(This part of the introduction to Jāvēd Ahmad Ghāmidī’s life, works, and mission has been written on the basis of his own writings, and contains a blend of excerpts from his book, Maqāmāt, which excerpts give the reader glimpses into Ghāmidī’s feelings and into happenings and events in his life).

Jāvēd Ahmad Ghāmidī received his early education at the primary schools of Pākpattan and Pakāsidhār (District Sāhīwāl). During his school days, he began learning Arabic and Persian from Mawlawī Nūr Ahmad. How this process was initiated and the details of what transpired can perhaps be best described in Ghāmidī’s own words:

I was in school but my father was not satisfied with my education. It was his wish that, with my schooling, I should also learn Arabic, Persian and Sanskrit. Something of that sort seemed impossible then. At that time, close to Pākpattan, there was an estate belonging to Mian Muhammad Hussayn Bodlah where my father had taken up employment. After working there for two or three months, he felt satisfied with the arrangements; so my mother also decided to move to Mian Bodlah’s village, Nānagpāl, to be with my father. This village is located around two and a half miles from the station for Pakāsidhār on the railway line going to Samah Satah. I was transferred from the MC Primary School, Pākpattan to a school in Pakāsidhār. This school comprised of a single room without even a floor mat! We would break branches from the bushes growing there in the wilderness along the railway line, and, after cleaning the floor of the school with leaves from these branches, sit down on the floor. There was a small mosque in the village. When my father went to offer his prayers there, he took me with him. Mawlawī [an honorific form for a person of religious learning] Nūr Ahmad was the Imām [head]and khatīb [one who reads the sermon] of this mosque. Now, when I recollect my thoughts, I get the feeling that he belonged to the Deōbandī school of thought. My father spoke to him about my education, to which he responded: “I can teach him Arabic and Persian.” My father was very pleased. After consultation with my mother, it was decided that after school, I would rest for a while and then go to the mosque for my ‘Asr prayer and, until Maghrib, learn Persian and Arabic from “Mawlawī Sahib.”

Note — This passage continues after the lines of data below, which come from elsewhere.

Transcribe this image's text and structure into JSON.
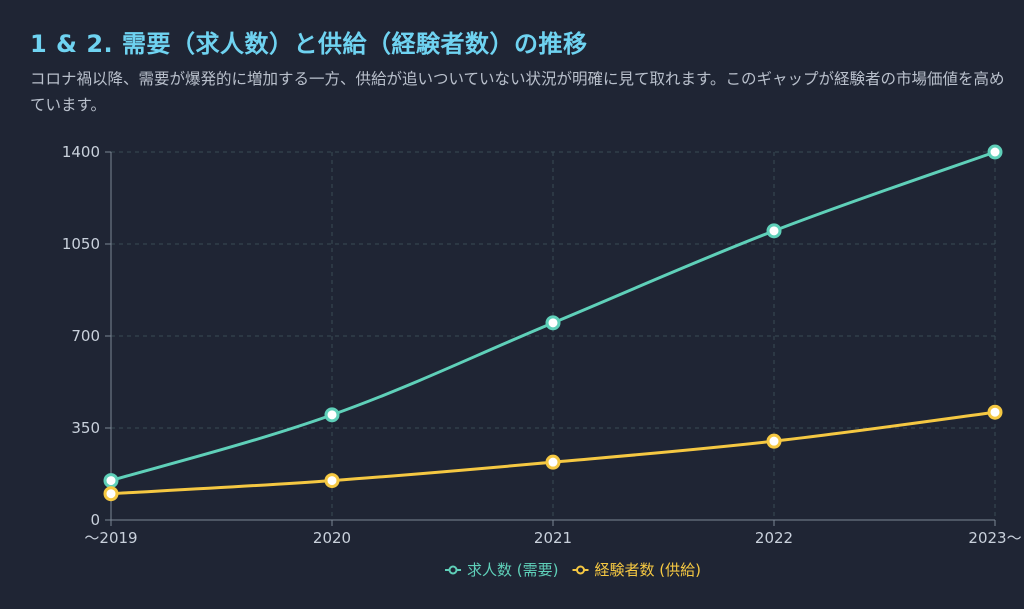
{
  "header": {
    "title": "1 & 2. 需要（求人数）と供給（経験者数）の推移",
    "subtitle": "コロナ禍以降、需要が爆発的に増加する一方、供給が追いついていない状況が明確に見て取れます。このギャップが経験者の市場価値を高めています。"
  },
  "colors": {
    "demand": "#5fd0b9",
    "supply": "#f5c842",
    "grid": "#3a4a55",
    "title": "#6fd3f1"
  },
  "chart_data": {
    "type": "line",
    "categories": [
      "〜2019",
      "2020",
      "2021",
      "2022",
      "2023〜"
    ],
    "ylim": [
      0,
      1400
    ],
    "yticks": [
      0,
      350,
      700,
      1050,
      1400
    ],
    "grid": true,
    "legend_position": "bottom-center",
    "series": [
      {
        "name": "求人数 (需要)",
        "color": "#5fd0b9",
        "values": [
          150,
          400,
          750,
          1100,
          1400
        ]
      },
      {
        "name": "経験者数 (供給)",
        "color": "#f5c842",
        "values": [
          100,
          150,
          220,
          300,
          410
        ]
      }
    ]
  }
}
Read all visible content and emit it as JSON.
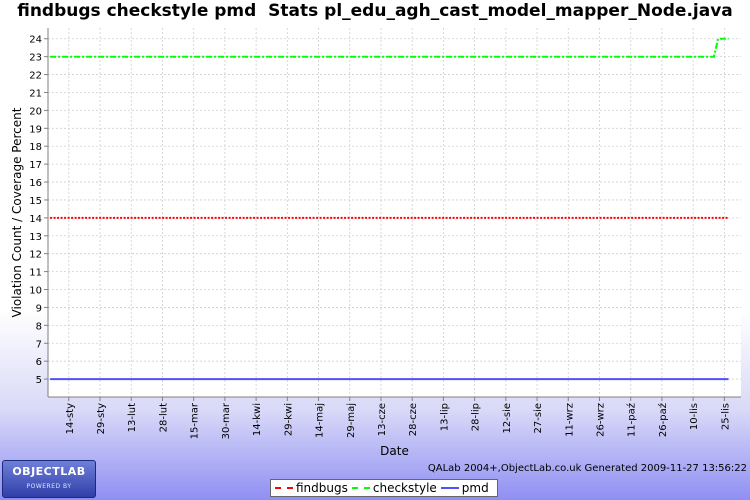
{
  "chart_data": {
    "type": "line",
    "title": "findbugs checkstyle pmd  Stats pl_edu_agh_cast_model_mapper_Node.java",
    "xlabel": "Date",
    "ylabel": "Violation Count / Coverage Percent",
    "ylim": [
      4,
      24.6
    ],
    "yticks": [
      5,
      6,
      7,
      8,
      9,
      10,
      11,
      12,
      13,
      14,
      15,
      16,
      17,
      18,
      19,
      20,
      21,
      22,
      23,
      24
    ],
    "xlim": [
      "2009-01-04",
      "2009-12-03"
    ],
    "x_tick_labels": [
      {
        "date": "2009-01-14",
        "label": "14-sty"
      },
      {
        "date": "2009-01-29",
        "label": "29-sty"
      },
      {
        "date": "2009-02-13",
        "label": "13-lut"
      },
      {
        "date": "2009-02-28",
        "label": "28-lut"
      },
      {
        "date": "2009-03-15",
        "label": "15-mar"
      },
      {
        "date": "2009-03-30",
        "label": "30-mar"
      },
      {
        "date": "2009-04-14",
        "label": "14-kwi"
      },
      {
        "date": "2009-04-29",
        "label": "29-kwi"
      },
      {
        "date": "2009-05-14",
        "label": "14-maj"
      },
      {
        "date": "2009-05-29",
        "label": "29-maj"
      },
      {
        "date": "2009-06-13",
        "label": "13-cze"
      },
      {
        "date": "2009-06-28",
        "label": "28-cze"
      },
      {
        "date": "2009-07-13",
        "label": "13-lip"
      },
      {
        "date": "2009-07-28",
        "label": "28-lip"
      },
      {
        "date": "2009-08-12",
        "label": "12-sie"
      },
      {
        "date": "2009-08-27",
        "label": "27-sie"
      },
      {
        "date": "2009-09-11",
        "label": "11-wrz"
      },
      {
        "date": "2009-09-26",
        "label": "26-wrz"
      },
      {
        "date": "2009-10-11",
        "label": "11-paź"
      },
      {
        "date": "2009-10-26",
        "label": "26-paź"
      },
      {
        "date": "2009-11-10",
        "label": "10-lis"
      },
      {
        "date": "2009-11-25",
        "label": "25-lis"
      }
    ],
    "grid": true,
    "legend_position": "bottom-center",
    "series": [
      {
        "name": "findbugs",
        "color": "#ff0000",
        "style": "dotted",
        "points": [
          {
            "x": "2009-01-05",
            "y": 14
          },
          {
            "x": "2009-11-27",
            "y": 14
          }
        ]
      },
      {
        "name": "checkstyle",
        "color": "#00ff00",
        "style": "dashdot",
        "points": [
          {
            "x": "2009-01-05",
            "y": 23
          },
          {
            "x": "2009-11-20",
            "y": 23
          },
          {
            "x": "2009-11-22",
            "y": 24
          },
          {
            "x": "2009-11-27",
            "y": 24
          }
        ]
      },
      {
        "name": "pmd",
        "color": "#5050ff",
        "style": "solid",
        "points": [
          {
            "x": "2009-01-05",
            "y": 5
          },
          {
            "x": "2009-11-27",
            "y": 5
          }
        ]
      }
    ]
  },
  "footer": {
    "generated": "QALab 2004+,ObjectLab.co.uk Generated 2009-11-27 13:56:22",
    "logo_main": "OBJECTLAB",
    "logo_sub": "POWERED BY"
  }
}
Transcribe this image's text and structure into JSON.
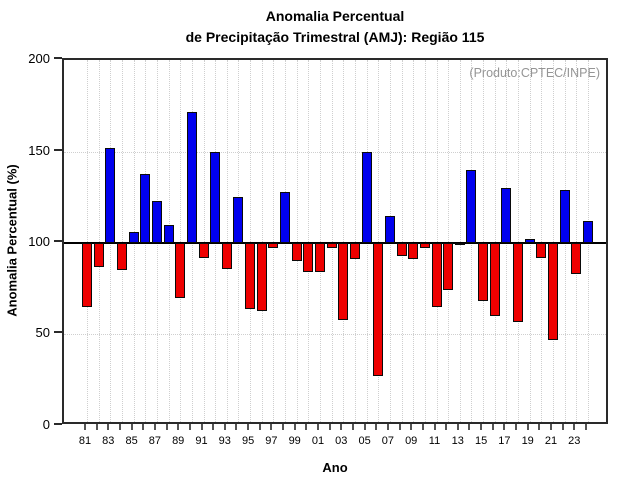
{
  "title": {
    "line1": "Anomalia Percentual",
    "line2": "de Precipitação Trimestral (AMJ): Região 115"
  },
  "annotation": "(Produto:CPTEC/INPE)",
  "y_axis": {
    "label": "Anomalia Percentual (%)",
    "ticks": [
      0,
      50,
      100,
      150,
      200
    ]
  },
  "x_axis": {
    "label": "Ano",
    "labeled_years": [
      1981,
      1983,
      1985,
      1987,
      1989,
      1991,
      1993,
      1995,
      1997,
      1999,
      2001,
      2003,
      2005,
      2007,
      2009,
      2011,
      2013,
      2015,
      2017,
      2019,
      2021,
      2023
    ]
  },
  "colors": {
    "above_baseline": "#0000ee",
    "below_baseline": "#ee0000",
    "bar_outline": "#0a0a0a",
    "grid": "#cfcfcf",
    "frame": "#2a2a2a",
    "annotation_text": "#959595"
  },
  "chart_data": {
    "type": "bar",
    "title": "Anomalia Percentual de Precipitação Trimestral (AMJ): Região 115",
    "xlabel": "Ano",
    "ylabel": "Anomalia Percentual (%)",
    "ylim": [
      0,
      200
    ],
    "baseline": 100,
    "grid": "dotted, vertical per year, horizontal at 50 and 150",
    "legend": "blue = anomaly >= 100%, red = anomaly < 100%",
    "x": [
      1981,
      1982,
      1983,
      1984,
      1985,
      1986,
      1987,
      1988,
      1989,
      1990,
      1991,
      1992,
      1993,
      1994,
      1995,
      1996,
      1997,
      1998,
      1999,
      2000,
      2001,
      2002,
      2003,
      2004,
      2005,
      2006,
      2007,
      2008,
      2009,
      2010,
      2011,
      2012,
      2013,
      2014,
      2015,
      2016,
      2017,
      2018,
      2019,
      2020,
      2021,
      2022,
      2023,
      2024
    ],
    "values": [
      65,
      87,
      152,
      85,
      106,
      138,
      123,
      110,
      70,
      172,
      92,
      150,
      86,
      125,
      64,
      63,
      97,
      128,
      90,
      84,
      84,
      97,
      58,
      91,
      150,
      27,
      115,
      93,
      91,
      97,
      65,
      74,
      99,
      140,
      68,
      60,
      130,
      57,
      102,
      92,
      47,
      129,
      83,
      112
    ]
  }
}
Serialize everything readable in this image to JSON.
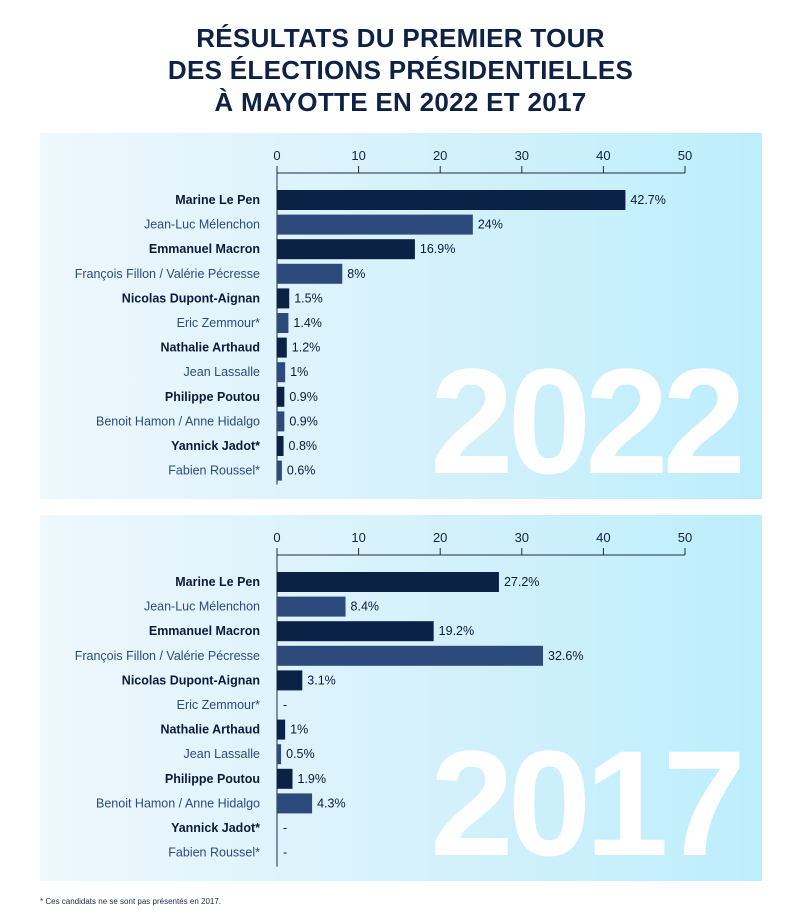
{
  "title_lines": [
    "RÉSULTATS DU PREMIER TOUR",
    "DES ÉLECTIONS PRÉSIDENTIELLES",
    "À MAYOTTE EN 2022 ET 2017"
  ],
  "footnote": "* Ces candidats ne se sont pas présentés en 2017.",
  "colors": {
    "dark_bar": "#0b2146",
    "light_bar": "#2d4a7c",
    "watermark": "#ffffff"
  },
  "chart_data": [
    {
      "type": "bar",
      "orientation": "horizontal",
      "year_label": "2022",
      "xlim": [
        0,
        50
      ],
      "xticks": [
        "0",
        "10",
        "20",
        "30",
        "40",
        "50"
      ],
      "categories": [
        "Marine Le Pen",
        "Jean-Luc Mélenchon",
        "Emmanuel Macron",
        "François Fillon / Valérie Pécresse",
        "Nicolas Dupont-Aignan",
        "Eric Zemmour*",
        "Nathalie Arthaud",
        "Jean Lassalle",
        "Philippe Poutou",
        "Benoit Hamon / Anne Hidalgo",
        "Yannick Jadot*",
        "Fabien Roussel*"
      ],
      "values": [
        42.7,
        24,
        16.9,
        8,
        1.5,
        1.4,
        1.2,
        1,
        0.9,
        0.9,
        0.8,
        0.6
      ],
      "labels": [
        "42.7%",
        "24%",
        "16.9%",
        "8%",
        "1.5%",
        "1.4%",
        "1.2%",
        "1%",
        "0.9%",
        "0.9%",
        "0.8%",
        "0.6%"
      ]
    },
    {
      "type": "bar",
      "orientation": "horizontal",
      "year_label": "2017",
      "xlim": [
        0,
        50
      ],
      "xticks": [
        "0",
        "10",
        "20",
        "30",
        "40",
        "50"
      ],
      "categories": [
        "Marine Le Pen",
        "Jean-Luc Mélenchon",
        "Emmanuel Macron",
        "François Fillon / Valérie Pécresse",
        "Nicolas Dupont-Aignan",
        "Eric Zemmour*",
        "Nathalie Arthaud",
        "Jean Lassalle",
        "Philippe Poutou",
        "Benoit Hamon / Anne Hidalgo",
        "Yannick Jadot*",
        "Fabien Roussel*"
      ],
      "values": [
        27.2,
        8.4,
        19.2,
        32.6,
        3.1,
        null,
        1,
        0.5,
        1.9,
        4.3,
        null,
        null
      ],
      "labels": [
        "27.2%",
        "8.4%",
        "19.2%",
        "32.6%",
        "3.1%",
        "-",
        "1%",
        "0.5%",
        "1.9%",
        "4.3%",
        "-",
        "-"
      ]
    }
  ]
}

When we went to Nānagpāl, I was in grade three. Mawlawī Nūr Ahmad taught me until grade five. Under his tutelage, I covered Arabic up to Sharh- e Jāmī” (text book for learning Arabic ) and Persian up to Pandnāmeh by Shaykh Attar (Persian textbook ). When my grade five examinations were just around the corner, my father decided to leave his place of employment after an upsetting argument with “Mian Sahib” and returned to Pākpattan. I obviously also had to come back with him and even though my lessons with Mawlawī Sahib were discontinued, my interest remained alive. As they say in Persian: “A heart with devotion needs no guide.” I was always on the lookout for a teacher, and always found someone to help me continue covering Dars- e Nizāmī (a famous seminary syllabus) under supervision. By the time I was in grade nine, I had finished all the books on arts and sciences. I had examinations for grade ten approaching; so I now had to focus on studies diligently. As a result, my Arabic lessons suffered once again.